Whichever it is, it's clear looking at movies, their posters and the promo art for video games (here's a website that only shows examples of amber & teal box art) that the trend is here to stay, at least for the foreseeable future.


    It could also be said that red is the most striking colour (it has the highest 'chroma' or saturation of all hues) so having red/orange on the cover will catch the eye. In order to make the red/orange stand out you have to have a complimentary opposite next to it to create maximum impact. No one wants green and red (it just makes me think of christmas) so blue contrasted with red/orange is used instead.

      Red also has big psychological impacts to humans thanks to the association with blood.

        Yea there are definitely a lot of psychological connotations that go along with it.

      The "opposing end of the colour spectrum" theory doesn't hold water when you consider the lack of red/green and yellow/purple posters. The "opposing concepts" theory rings true, as it represents conflict, which excites the human mind in so many ways, and on so many levels.

    I absolutely hate this Teal/Blue and Orange thing that's going on these days. Most current movies have it (especially action movies eg. Transformers) and what's worse is that Hollywood has been applying it to older movies via Blu-ray as well - eg. Terminator and Aliens.
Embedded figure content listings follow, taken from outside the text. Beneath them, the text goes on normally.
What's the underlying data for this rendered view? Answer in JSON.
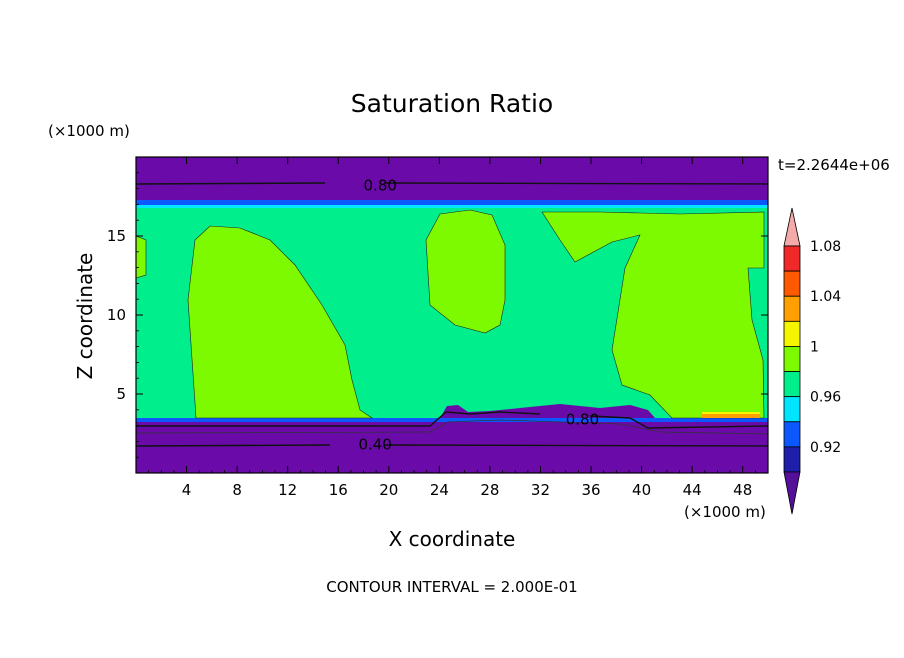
{
  "chart_data": {
    "type": "contour",
    "title": "Saturation Ratio",
    "xlabel": "X coordinate",
    "ylabel": "Z coordinate",
    "x_unit": "(×1000 m)",
    "y_unit": "(×1000 m)",
    "time_label": "t=2.2644e+06",
    "footer": "CONTOUR INTERVAL = 2.000E-01",
    "xlim": [
      0,
      50
    ],
    "ylim": [
      0,
      20
    ],
    "x_ticks": [
      4,
      8,
      12,
      16,
      20,
      24,
      28,
      32,
      36,
      40,
      44,
      48
    ],
    "y_ticks": [
      5,
      10,
      15
    ],
    "contour_labels": [
      {
        "text": "0.80",
        "x": 18,
        "y": 18.2
      },
      {
        "text": "0.80",
        "x": 34,
        "y": 3.4
      },
      {
        "text": "0.40",
        "x": 17.6,
        "y": 1.8
      }
    ],
    "colorbar": {
      "levels": [
        "0.92",
        "0.96",
        "1",
        "1.04",
        "1.08"
      ],
      "colors": [
        "#55109b",
        "#1e1ea8",
        "#0c58ff",
        "#00e5ff",
        "#00ef8c",
        "#7dfa00",
        "#f5f500",
        "#ffa000",
        "#ff5a00",
        "#f02828",
        "#f5aaaa"
      ]
    },
    "region_colors": {
      "dry": "#6a0aa8",
      "near_one": "#00ef8c",
      "supersat": "#7dfa00",
      "band": "#0c58ff",
      "orange": "#ffa000",
      "yellow": "#f5f500"
    }
  }
}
      Yeah, I am a colourist, and the 'blockbuster look' is in demand, and it usually means a push towards orange and teal in general. It makes sense, as it is a dynamic look, and works in well with skintones, but it has certainly become the go-to look and is feeling a bit tired.

      I am so agains the revisionist colour of BD releases of classic films though, as a colorist, I go through and colour correct them back to the prints for my own viewing pleasure, and it is quite amazing how much they have tweaked some movies compared to their theatrical releases.

      Of course colour timing utilising the opposing sides of the colour wheel is nothing new, it has been used in all visual art for hundreds of years, but it has certainly been overused recently in movies.

      Last edited 04/02/15 1:30 pm

    You're a few years behind - just look at the games in the picture above, the most recent is about 3 years old.

    They are contrasting, eye-catching colours and the trend was noticed and complained about constantly a couple of years ago, which is why less and less games are using them (I think the new trend is green and red/brown though, seems to be picking up more and more).

      This isn't the first article on the subject either. It seems to get rehashed every 6 months or so.